Our game project was titled Hell and High Water (after "Hell Game" failed to hold up). It was produced by Seattle Piss Hogs, LLC (Cal's idea, of course). For me at least, it was... a lot of backtracking and redoing, to be honest. I started out learning Pixi, which seemed simple enough. I liked it when I was working with it, but shortly it was explained to me that Pixi was a renderer, not really an engine to make a whole game from unless I wanted to do a lot of it myself.


So, I tried to head to the opposite end of the efficiency spectrum, and found Adventure Game Studio (or AGS). It was built specifically for making the kind of adventure game that Hell and High Water was supposed to be, at the beginning-- a point-and-click adventure in which you played as an assortment of demons running through hell and a small western town (named, of course, High Water), all the while getting yourself into hilarious hijinks and quirky scenarios. Bing bang boom, textbook adventure game, AGS was perfect for it. But that was the problem; as this was a school and not a company, efficiency was secondary to learning. Makes sense. So, I moved to the third engine, and the one I ended up using the most-- a Javascript library called Melon.js.

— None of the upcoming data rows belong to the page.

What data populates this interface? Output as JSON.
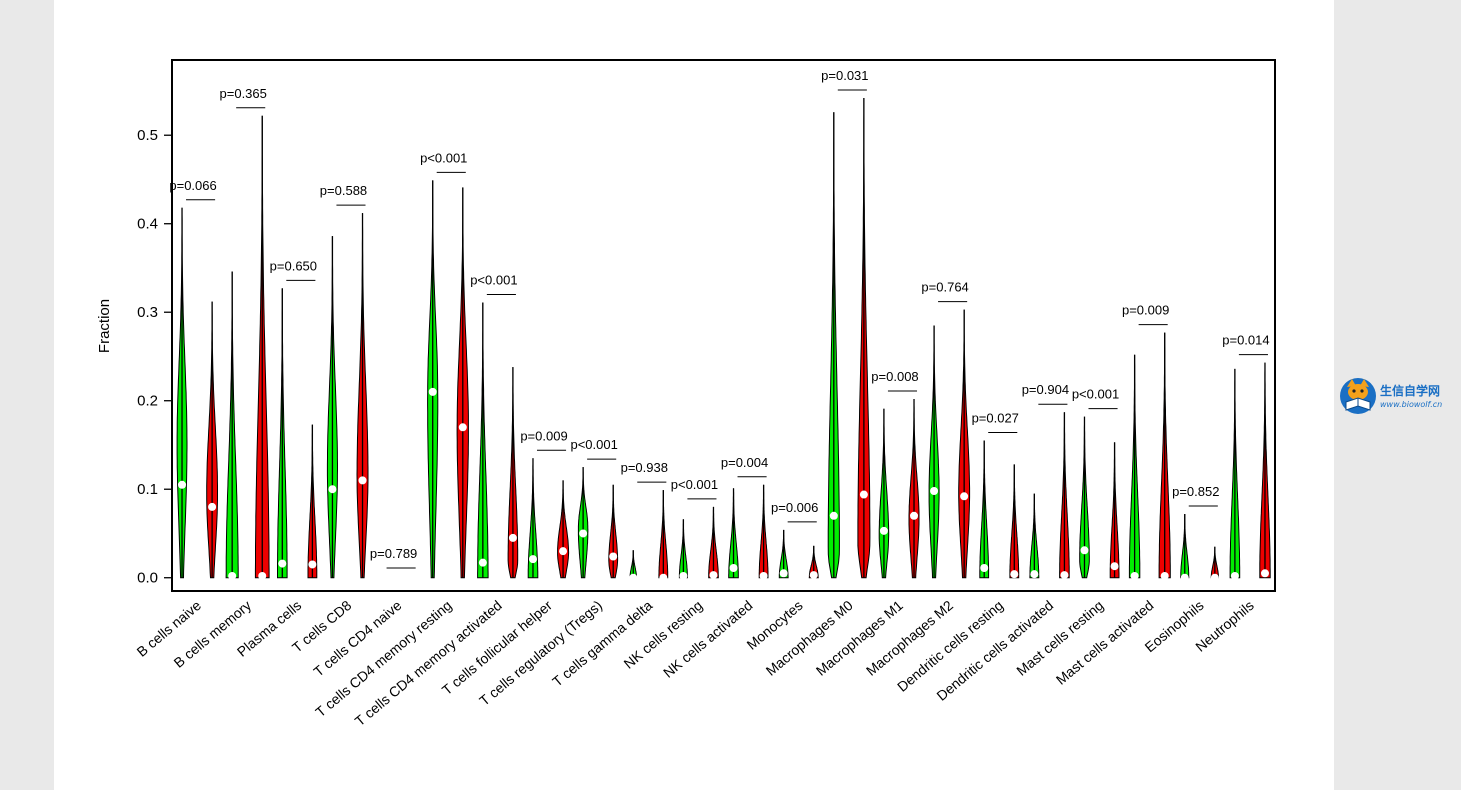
{
  "chart_data": {
    "type": "violin",
    "title": "",
    "xlabel": "",
    "ylabel": "Fraction",
    "ylim": [
      -0.015,
      0.585
    ],
    "yticks": [
      "0.0",
      "0.1",
      "0.2",
      "0.3",
      "0.4",
      "0.5"
    ],
    "ytick_values": [
      0,
      0.1,
      0.2,
      0.3,
      0.4,
      0.5
    ],
    "grid": false,
    "legend": "none",
    "series_colors": [
      "#00ee00",
      "#ee0000"
    ],
    "categories": [
      "B cells naive",
      "B cells memory",
      "Plasma cells",
      "T cells CD8",
      "T cells CD4 naive",
      "T cells CD4 memory resting",
      "T cells CD4 memory activated",
      "T cells follicular helper",
      "T cells regulatory (Tregs)",
      "T cells gamma delta",
      "NK cells resting",
      "NK cells activated",
      "Monocytes",
      "Macrophages M0",
      "Macrophages M1",
      "Macrophages M2",
      "Dendritic cells resting",
      "Dendritic cells activated",
      "Mast cells resting",
      "Mast cells activated",
      "Eosinophils",
      "Neutrophils"
    ],
    "pvalues": [
      "p=0.066",
      "p=0.365",
      "p=0.650",
      "p=0.588",
      "p=0.789",
      "p<0.001",
      "p<0.001",
      "p=0.009",
      "p<0.001",
      "p=0.938",
      "p<0.001",
      "p=0.004",
      "p=0.006",
      "p=0.031",
      "p=0.008",
      "p=0.764",
      "p=0.027",
      "p=0.904",
      "p<0.001",
      "p=0.009",
      "p=0.852",
      "p=0.014"
    ],
    "violins": [
      [
        {
          "max": 0.418,
          "median": 0.105,
          "mode": 0.16,
          "w": 0.65
        },
        {
          "max": 0.312,
          "median": 0.08,
          "mode": 0.1,
          "w": 0.7
        }
      ],
      [
        {
          "max": 0.346,
          "median": 0.002,
          "mode": 0.0,
          "w": 0.75
        },
        {
          "max": 0.522,
          "median": 0.002,
          "mode": 0.0,
          "w": 0.85
        }
      ],
      [
        {
          "max": 0.327,
          "median": 0.016,
          "mode": 0.0,
          "w": 0.6
        },
        {
          "max": 0.173,
          "median": 0.015,
          "mode": 0.0,
          "w": 0.55
        }
      ],
      [
        {
          "max": 0.386,
          "median": 0.1,
          "mode": 0.13,
          "w": 0.65
        },
        {
          "max": 0.412,
          "median": 0.11,
          "mode": 0.12,
          "w": 0.7
        }
      ],
      [
        {
          "max": 0.002,
          "median": 0.0,
          "mode": 0.0,
          "w": 0.3
        },
        {
          "max": 0.002,
          "median": 0.0,
          "mode": 0.0,
          "w": 0.3
        }
      ],
      [
        {
          "max": 0.449,
          "median": 0.21,
          "mode": 0.22,
          "w": 0.7
        },
        {
          "max": 0.441,
          "median": 0.17,
          "mode": 0.18,
          "w": 0.75
        }
      ],
      [
        {
          "max": 0.311,
          "median": 0.017,
          "mode": 0.0,
          "w": 0.65
        },
        {
          "max": 0.238,
          "median": 0.045,
          "mode": 0.02,
          "w": 0.6
        }
      ],
      [
        {
          "max": 0.135,
          "median": 0.021,
          "mode": 0.0,
          "w": 0.6
        },
        {
          "max": 0.11,
          "median": 0.03,
          "mode": 0.03,
          "w": 0.7
        }
      ],
      [
        {
          "max": 0.125,
          "median": 0.05,
          "mode": 0.06,
          "w": 0.65
        },
        {
          "max": 0.105,
          "median": 0.024,
          "mode": 0.02,
          "w": 0.55
        }
      ],
      [
        {
          "max": 0.031,
          "median": 0.0,
          "mode": 0.0,
          "w": 0.4
        },
        {
          "max": 0.099,
          "median": 0.0,
          "mode": 0.0,
          "w": 0.55
        }
      ],
      [
        {
          "max": 0.066,
          "median": 0.002,
          "mode": 0.0,
          "w": 0.5
        },
        {
          "max": 0.08,
          "median": 0.003,
          "mode": 0.0,
          "w": 0.6
        }
      ],
      [
        {
          "max": 0.101,
          "median": 0.011,
          "mode": 0.0,
          "w": 0.6
        },
        {
          "max": 0.105,
          "median": 0.002,
          "mode": 0.0,
          "w": 0.55
        }
      ],
      [
        {
          "max": 0.054,
          "median": 0.005,
          "mode": 0.0,
          "w": 0.55
        },
        {
          "max": 0.036,
          "median": 0.003,
          "mode": 0.0,
          "w": 0.55
        }
      ],
      [
        {
          "max": 0.526,
          "median": 0.07,
          "mode": 0.03,
          "w": 0.7
        },
        {
          "max": 0.542,
          "median": 0.094,
          "mode": 0.04,
          "w": 0.75
        }
      ],
      [
        {
          "max": 0.191,
          "median": 0.053,
          "mode": 0.05,
          "w": 0.6
        },
        {
          "max": 0.202,
          "median": 0.07,
          "mode": 0.07,
          "w": 0.65
        }
      ],
      [
        {
          "max": 0.285,
          "median": 0.098,
          "mode": 0.1,
          "w": 0.65
        },
        {
          "max": 0.303,
          "median": 0.092,
          "mode": 0.1,
          "w": 0.7
        }
      ],
      [
        {
          "max": 0.155,
          "median": 0.011,
          "mode": 0.0,
          "w": 0.55
        },
        {
          "max": 0.128,
          "median": 0.004,
          "mode": 0.0,
          "w": 0.55
        }
      ],
      [
        {
          "max": 0.095,
          "median": 0.004,
          "mode": 0.0,
          "w": 0.55
        },
        {
          "max": 0.187,
          "median": 0.003,
          "mode": 0.0,
          "w": 0.6
        }
      ],
      [
        {
          "max": 0.182,
          "median": 0.031,
          "mode": 0.02,
          "w": 0.6
        },
        {
          "max": 0.153,
          "median": 0.013,
          "mode": 0.0,
          "w": 0.55
        }
      ],
      [
        {
          "max": 0.252,
          "median": 0.002,
          "mode": 0.0,
          "w": 0.65
        },
        {
          "max": 0.277,
          "median": 0.002,
          "mode": 0.0,
          "w": 0.7
        }
      ],
      [
        {
          "max": 0.072,
          "median": 0.0,
          "mode": 0.0,
          "w": 0.5
        },
        {
          "max": 0.035,
          "median": 0.0,
          "mode": 0.0,
          "w": 0.45
        }
      ],
      [
        {
          "max": 0.236,
          "median": 0.002,
          "mode": 0.0,
          "w": 0.6
        },
        {
          "max": 0.243,
          "median": 0.005,
          "mode": 0.0,
          "w": 0.65
        }
      ]
    ]
  },
  "watermark": {
    "name_cn": "生信自学网",
    "url": "www.biowolf.cn",
    "logo": "wolf-book-icon"
  }
}
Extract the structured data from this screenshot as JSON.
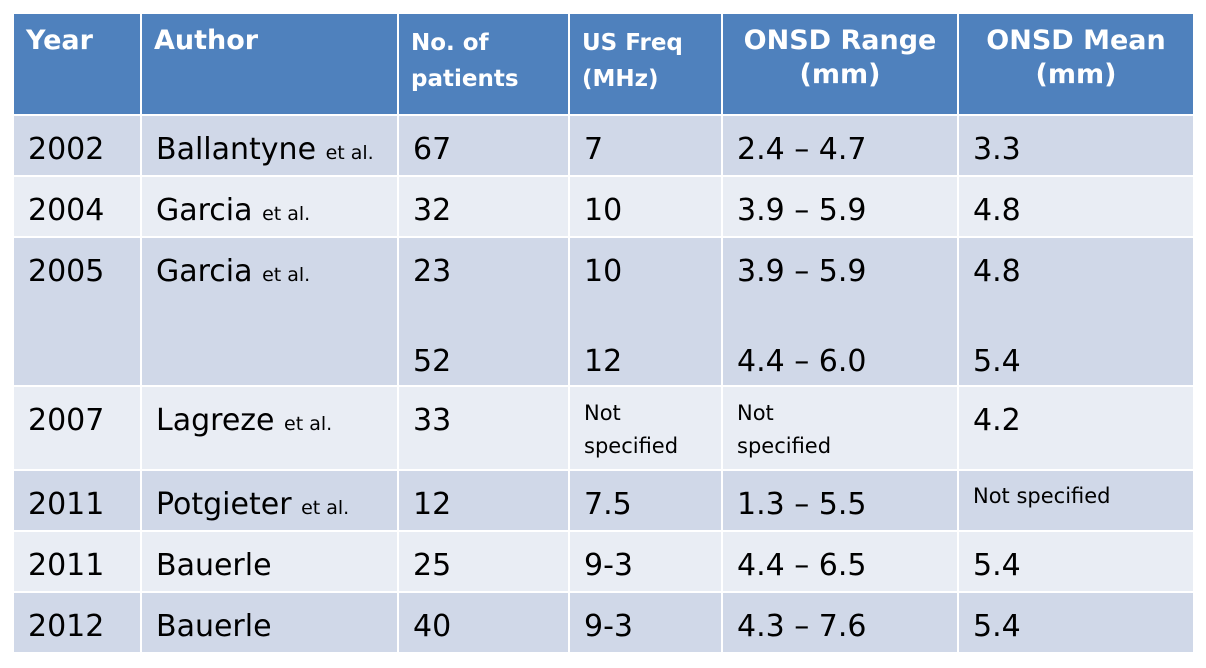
{
  "headers": {
    "year": "Year",
    "author": "Author",
    "patients_line1": "No. of",
    "patients_line2": "patients",
    "freq_line1": "US Freq",
    "freq_line2": "(MHz)",
    "range_line1": "ONSD Range",
    "range_line2": "(mm)",
    "mean_line1": "ONSD Mean",
    "mean_line2": "(mm)"
  },
  "etal": "et al.",
  "rows": [
    {
      "year": "2002",
      "author": "Ballantyne",
      "etal": true,
      "patients": "67",
      "freq": "7",
      "range": "2.4 – 4.7",
      "mean": "3.3"
    },
    {
      "year": "2004",
      "author": "Garcia",
      "etal": true,
      "patients": "32",
      "freq": "10",
      "range": "3.9 – 5.9",
      "mean": "4.8"
    },
    {
      "year": "2005",
      "author": "Garcia",
      "etal": true,
      "patients": "23",
      "patients2": "52",
      "freq": "10",
      "freq2": "12",
      "range": "3.9 – 5.9",
      "range2": "4.4 – 6.0",
      "mean": "4.8",
      "mean2": "5.4"
    },
    {
      "year": "2007",
      "author": "Lagreze",
      "etal": true,
      "patients": "33",
      "freq_line1": "Not",
      "freq_line2": "specified",
      "range_line1": "Not",
      "range_line2": "specified",
      "mean": "4.2"
    },
    {
      "year": "2011",
      "author": "Potgieter",
      "etal": true,
      "patients": "12",
      "freq": "7.5",
      "range": "1.3 – 5.5",
      "mean": "Not specified"
    },
    {
      "year": "2011",
      "author": "Bauerle",
      "etal": false,
      "patients": "25",
      "freq": "9-3",
      "range": "4.4 – 6.5",
      "mean": "5.4"
    },
    {
      "year": "2012",
      "author": "Bauerle",
      "etal": false,
      "patients": "40",
      "freq": "9-3",
      "range": "4.3 – 7.6",
      "mean": "5.4"
    }
  ]
}
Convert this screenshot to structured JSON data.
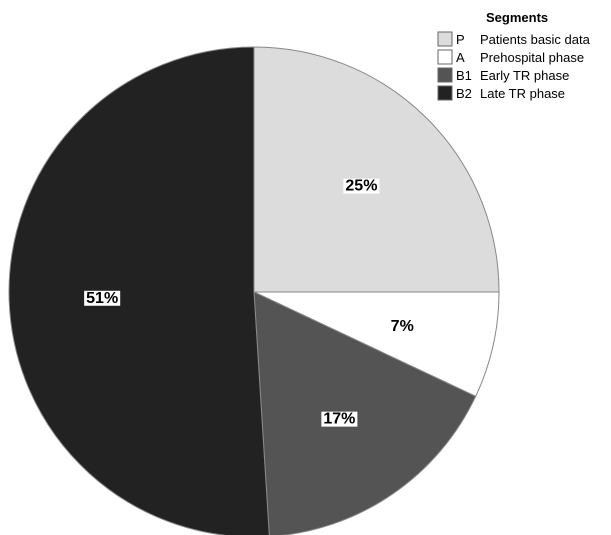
{
  "chart_data": {
    "type": "pie",
    "legend_title": "Segments",
    "legend_position": "top-right",
    "start_angle": "12 o'clock",
    "direction": "clockwise",
    "slices": [
      {
        "code": "P",
        "label": "Patients basic data",
        "value": 25,
        "display": "25%",
        "color": "#dcdcdc"
      },
      {
        "code": "A",
        "label": "Prehospital phase",
        "value": 7,
        "display": "7%",
        "color": "#ffffff"
      },
      {
        "code": "B1",
        "label": "Early TR phase",
        "value": 17,
        "display": "17%",
        "color": "#545454"
      },
      {
        "code": "B2",
        "label": "Late TR phase",
        "value": 51,
        "display": "51%",
        "color": "#222222"
      }
    ]
  }
}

Melon was a good fit, it seemed. It was more meant for 2D sidescroller games, but I could tweak the character hitbox and allow the character to walk upwards instead of jump in order to create the illusion of a more tilted look. It worked out alright. Then, the team decided to go with a different look, which threw me off track-- they wanted a first person view of rooms rather than landscapes, with fixed backgrounds. The layout was to be much like Ace Attorney (in the non-courtroom scenes) or like 2064: Read Only Memories (pictured below).


So, I started working on an overhaul. The first (and admittedly last) piece I worked on for this was a system for conversation paths, referred to in coder's terms as directed graphs. Maybe thats a less technical term than I think? Either way, anyone who's used Twine knows what I'm talking about. Twine was the program I actually used to make the files, through some long-winded tomfoolery that eventually turned the nice gui that Twine presents you with into a json file.


And I'd love to say that I kept going and did a lot more with it, but I didn't really. By this time, it was the weekend before we had to present to judges. I made the twine game a little fancier than it would have been, and just presented with that as a prototype. That's where we're at for the moment.